The Lift is the Battle
Originally Posted on Thursday, October 13, 2011 12:47 PM
While we're only exercising and not facing the threats that the USMC, the other lesser branches of the military (Chuck and Gabe, that's for you), and First Responders face daily, we still battle with ourselves to get into the gym in the first place, to eat right, to stretch, and to the workout; put your personal battle into perspective and just train. This battle, however, often causes anxiety. I'll define this anxiety as the distance between achieving goals we've set and doubting our ability to achieve those goals. In order to manage this anxiety, I like to break the situation down into manageable components. Building confidence in these discreet areas leads to overall confidence, which diminishes anxiety and lead to improved performance.
I call this process winning the situation (credit goes to the former Glasgow (DE) High School wrestling Coach Mark Vettori for the actual term). In lifting, winning the situation means controlling positions. If you get set up over the bar correctly, you win that position. Pull correctly every time- another win. Drive your legs through the bar, punch with your hips, pull with your fists from the hips, punch your elbows through, all wins. Each position can be strengthened, and lifters learn to trust the positions and then become more confident in the lift. By focusing on discreet variables which an individual can control, the individual translates those variables into a full, successful lift. How, though, can an athlete control herself in each situation?
The answer to winning each small situation is focus on a positive movement or condition. You can't control the weather, the wind, etc. You can control your hand position on the bar and where the bar is over your feet. Start there. Grasp the bar confidently and quickly, get your hands to feel right. Then adjust the bar in position more or less over your first metatarsophalangeal joint (Laurie, tell your students that stuff they learn is needed for general life): put the bar at the bottom of your big toe. Perhaps consciously point your thumb knuckle at the big toe joint. This process will become automatic, and lead to confidence. This position naturally allows you to SIT DOWN and arch your back, which naturally allows you to pull the bar toward your body by straightening out the legs and pulling your scapulae together while flexing the lats. All these movements are discreet and POSITIVE. Positive in the sense that you are DOING something.
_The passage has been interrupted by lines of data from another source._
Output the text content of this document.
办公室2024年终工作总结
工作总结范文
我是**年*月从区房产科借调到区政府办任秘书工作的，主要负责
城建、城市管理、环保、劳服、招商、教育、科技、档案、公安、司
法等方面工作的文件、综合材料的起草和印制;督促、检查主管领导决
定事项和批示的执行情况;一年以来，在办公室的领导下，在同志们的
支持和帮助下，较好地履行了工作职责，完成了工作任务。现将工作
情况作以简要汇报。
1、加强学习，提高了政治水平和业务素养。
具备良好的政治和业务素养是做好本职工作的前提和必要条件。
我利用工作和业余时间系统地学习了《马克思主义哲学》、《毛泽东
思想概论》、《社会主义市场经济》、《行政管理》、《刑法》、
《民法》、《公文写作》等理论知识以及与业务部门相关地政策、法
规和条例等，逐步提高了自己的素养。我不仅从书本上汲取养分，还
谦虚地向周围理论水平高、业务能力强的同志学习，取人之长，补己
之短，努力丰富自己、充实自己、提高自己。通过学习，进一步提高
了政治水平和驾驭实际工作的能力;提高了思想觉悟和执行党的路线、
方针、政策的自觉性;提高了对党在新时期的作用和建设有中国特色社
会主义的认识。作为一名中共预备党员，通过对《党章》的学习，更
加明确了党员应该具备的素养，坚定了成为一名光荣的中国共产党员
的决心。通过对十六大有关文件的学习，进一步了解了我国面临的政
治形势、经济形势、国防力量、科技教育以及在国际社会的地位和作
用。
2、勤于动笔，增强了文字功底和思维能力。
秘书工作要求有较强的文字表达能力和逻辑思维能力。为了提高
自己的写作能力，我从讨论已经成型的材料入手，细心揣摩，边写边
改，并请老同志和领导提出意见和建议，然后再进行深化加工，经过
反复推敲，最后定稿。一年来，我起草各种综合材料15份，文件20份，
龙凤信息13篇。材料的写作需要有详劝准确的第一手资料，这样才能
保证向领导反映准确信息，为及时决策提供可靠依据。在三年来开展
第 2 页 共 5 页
By doing these things the lift will be better. By doing these things, the lift will feel right, and you will have confidence in your lift. A little psychological swagger as you go into your second pull.
The positive action in the second pull is to go FAST; again, though, anxiety arises. Well, here are the positive actions you can take during the second pull: push through your heels until your legs are straight, punch with your hips, and pull with your fists from your hips, and watch this before you train: http://www.youtube.com/watch?v=ZwNWviK5z0Q. I summarize this process in the word BOOM.
The last part of the lift is often neglected in my opinion. Once you went BOOM, the lift is not done. You need to secure it overhead. Anxiety in this phase of the lift arises due to the heaviness of the bar, the imminent moment of success or failure, and your individual desire for achievement. At this point in the lift, there are still positive physical actions to take which enable a successful lift, but there is also a moment of transformation. The positive physical actions to take here are to keep your back tight, get your elbows through/ up and to spread the bar when you catch it. At this point, this culmination of the lift, the climax, the point of highest tension, a transformation must occur in the athletes mind. It is at this point in the lift that all the positive physical actions taken turn to achievement, and achievement eliminates anxiety.
This transformational moment is critical in the development of the athlete. Anxiety and doubt at the beginning of the lift serve as a measure against which we can better the lifting. Overcoming the self doubt and anxiety is the true goal of lifting; achievement is the by-product of the overcoming moment, what the Ancient Greeks called Agon. The agony of the lift is not when it's overhead, not when you pull from the floor or explode your hips violently, but when you go to secure it overhead. Right there you become successful. Again, success occurs when you make the conscious decision to finish the lift, when you handle the greatest moment of tension and anxiety and successfully overcome your self-doubt.
Here, Pyrros Dimas fights to keep a double bodyweight snatch overhead. This is the moment of agony, of FIGHT, which we must embrace and overcome. This is the critical moment of lifting, the moment of success.
In order to keep these emotions from hindering, rather than helping, our lifting we must self-determine the lift. We must enjoy the process of lifting itself, and not merely want the achievement. Enjoying the process, involving yourself actively in overcoming anxiety, physically acting to push doubt away, builds your relationship with the bar, and thereby builds up your confidence. As we become more confident in the lifting, we push the weight up and increase, again, our anxiety; we overcome it again, and then add weight. This process is the goal of my training, the goal of competition; the transformation itself must be embraced as the focus, and not the achievement. Achievement is a by-product of the process and the transformation, the victory over ourselves, our coming out on top in the agony of lifting.
Pyrros Dimas shows us what it's like to win that battle, and by doing so daily for years, he brought home Three Olympic Golds and a Bronze. Those results are the by product of the battle, not the battle itself.